Wassily Kandinsky - A vida multicolor (1907)
Naquele tempo, disse Jesus aos
seus discípulos: «Não penseis que vim revogar a Lei ou os Profetas. Não vim
revogá-los, mas levá-los à perfeição. Porque em verdade vos digo: Até que
passem o céu e a terra, não passará um só jota ou um só ápice da Lei, sem que
tudo se cumpra. Portanto, se alguém violar um destes preceitos mais pequenos, e
ensinar assim aos homens, será o menor no Reino do Céu. Mas aquele que os
praticar e ensinar, esse será grande no Reino do Céu. (Mateus 5,17-19) [Comentário de Bento
XVI aqui]
Poder-se-á perguntar que perfeição é essa que o cristianismo traz à
lei mosaica e aos Profetas. A resposta mais evidente diz-nos que a misericórdia
e o amor ao próximo são as perfeições que tornam a lei mais adequada aos
homens.

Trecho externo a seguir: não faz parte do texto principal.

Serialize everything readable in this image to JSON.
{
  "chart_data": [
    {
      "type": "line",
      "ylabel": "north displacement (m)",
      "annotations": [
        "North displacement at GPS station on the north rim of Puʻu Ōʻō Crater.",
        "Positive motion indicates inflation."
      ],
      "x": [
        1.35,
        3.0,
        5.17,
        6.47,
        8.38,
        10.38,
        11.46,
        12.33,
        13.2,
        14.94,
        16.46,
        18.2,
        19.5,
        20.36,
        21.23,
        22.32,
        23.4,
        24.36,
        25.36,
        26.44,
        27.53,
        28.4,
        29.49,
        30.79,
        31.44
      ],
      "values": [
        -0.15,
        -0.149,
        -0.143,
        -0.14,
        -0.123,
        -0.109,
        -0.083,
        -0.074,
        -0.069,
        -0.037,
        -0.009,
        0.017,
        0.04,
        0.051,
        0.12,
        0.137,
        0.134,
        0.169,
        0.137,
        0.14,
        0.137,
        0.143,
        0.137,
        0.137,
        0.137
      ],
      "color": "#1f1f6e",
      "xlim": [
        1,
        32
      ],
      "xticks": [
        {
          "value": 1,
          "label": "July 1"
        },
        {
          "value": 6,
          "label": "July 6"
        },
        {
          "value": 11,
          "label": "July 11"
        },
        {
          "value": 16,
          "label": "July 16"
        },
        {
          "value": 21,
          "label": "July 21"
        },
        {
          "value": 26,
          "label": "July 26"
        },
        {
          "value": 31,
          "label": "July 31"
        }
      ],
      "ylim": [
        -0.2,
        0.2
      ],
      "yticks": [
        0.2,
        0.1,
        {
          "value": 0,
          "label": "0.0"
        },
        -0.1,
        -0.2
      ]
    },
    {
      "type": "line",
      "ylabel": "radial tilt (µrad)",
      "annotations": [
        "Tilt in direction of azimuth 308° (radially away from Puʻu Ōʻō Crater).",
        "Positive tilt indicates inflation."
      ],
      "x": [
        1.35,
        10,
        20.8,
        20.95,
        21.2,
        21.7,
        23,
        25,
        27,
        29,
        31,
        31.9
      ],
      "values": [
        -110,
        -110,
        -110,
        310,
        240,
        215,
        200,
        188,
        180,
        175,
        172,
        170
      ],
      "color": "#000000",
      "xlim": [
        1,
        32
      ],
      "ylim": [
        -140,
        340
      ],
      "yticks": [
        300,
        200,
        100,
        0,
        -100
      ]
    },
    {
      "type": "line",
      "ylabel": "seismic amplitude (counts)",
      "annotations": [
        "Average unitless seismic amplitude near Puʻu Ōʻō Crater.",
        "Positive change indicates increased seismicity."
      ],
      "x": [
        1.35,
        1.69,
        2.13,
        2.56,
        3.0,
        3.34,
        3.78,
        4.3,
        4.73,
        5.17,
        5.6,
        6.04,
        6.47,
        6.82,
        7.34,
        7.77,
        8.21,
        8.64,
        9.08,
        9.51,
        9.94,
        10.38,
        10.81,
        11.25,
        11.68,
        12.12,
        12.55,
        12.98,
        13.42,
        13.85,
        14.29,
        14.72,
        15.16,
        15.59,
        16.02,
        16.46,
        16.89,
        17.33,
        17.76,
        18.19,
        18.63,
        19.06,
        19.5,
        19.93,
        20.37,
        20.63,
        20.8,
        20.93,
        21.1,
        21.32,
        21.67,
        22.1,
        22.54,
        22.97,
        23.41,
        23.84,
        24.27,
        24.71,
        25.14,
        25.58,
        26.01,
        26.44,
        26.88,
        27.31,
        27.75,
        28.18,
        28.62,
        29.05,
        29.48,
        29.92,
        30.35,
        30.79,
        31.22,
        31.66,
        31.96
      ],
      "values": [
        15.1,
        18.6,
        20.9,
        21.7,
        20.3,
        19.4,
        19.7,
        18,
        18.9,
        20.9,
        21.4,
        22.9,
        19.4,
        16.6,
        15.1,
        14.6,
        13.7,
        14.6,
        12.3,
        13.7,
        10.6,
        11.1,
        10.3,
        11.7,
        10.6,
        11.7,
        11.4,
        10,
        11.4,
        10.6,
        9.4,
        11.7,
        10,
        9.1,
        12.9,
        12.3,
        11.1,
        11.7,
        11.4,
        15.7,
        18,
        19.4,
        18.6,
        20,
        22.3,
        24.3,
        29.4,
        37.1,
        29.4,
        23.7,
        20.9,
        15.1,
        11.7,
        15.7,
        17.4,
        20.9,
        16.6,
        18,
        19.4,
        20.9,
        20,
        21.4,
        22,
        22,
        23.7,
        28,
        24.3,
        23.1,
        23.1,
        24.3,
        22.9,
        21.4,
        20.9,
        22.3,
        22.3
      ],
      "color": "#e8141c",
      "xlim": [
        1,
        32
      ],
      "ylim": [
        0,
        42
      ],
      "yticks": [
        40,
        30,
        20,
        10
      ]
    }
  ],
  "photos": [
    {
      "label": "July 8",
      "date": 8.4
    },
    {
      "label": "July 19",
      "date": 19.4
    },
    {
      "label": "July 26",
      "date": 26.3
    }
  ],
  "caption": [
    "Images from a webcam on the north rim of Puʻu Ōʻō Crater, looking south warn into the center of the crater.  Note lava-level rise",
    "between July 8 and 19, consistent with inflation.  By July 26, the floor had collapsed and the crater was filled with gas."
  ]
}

Isso é verdade, mas o texto deixa perceber uma tensão já várias vezes
detectada nas leituras que estão a ser feitas. A lei é composta por
mandamentos, ordens, proibições. Sendo assim, ela é compreendida como algo
exterior ao sujeito, como uma imposição que lhe vem de for. A tensão que está
em causa é entre a lei e a vida, entre o exterior e o interior.
A lei com o seu cortejo de obrigações e proibições choca com a
espontaneidade da vida. Esta espontaneidade é vista como aquilo que precisa de
ser domado. A lei é esse exercício de domesticação de uma vida transbordante,
onde os impulsos dionisíacos se fazem sentir, ameaçando a comunidade e os
indivíduos de dissolução. A severidade do código mostra-nos bem a potência da
vida e o fulgor dos impulsos que havia que domar. A exterioridade da lei,
contudo, gerava o formalismo farisaico e o sentimento de estranheza perante
essa obrigação imposta de cima e de fora.
A perfeição trazida por Cristo refere-se ao rasgar do véu da
interioridade para tornar patente aquilo que os impulsos e os desejos
ocultavam. No fundo do homem, reside também o amor e a misericórdia, há uma
bondade que se deve manifestar enquanto vida. Não se trata de uma invenção
exterior, mas de um trazer à luz aquilo que também faz parte da natureza humana,
e que as múltiplas figuras da alienação continuamente obscureciam. A perfeição
trazida é uma revelação, mas uma revelação do que já estava aí. Com a vinda de Cristo
trata-se de viver isso que estava oculto, trata-se, como diz o texto, de
praticar e de ensinar. A lei não é abolida, mas a vida encontra um caminho que,
sendo vivido, dispensa a vigilância exterior da lei.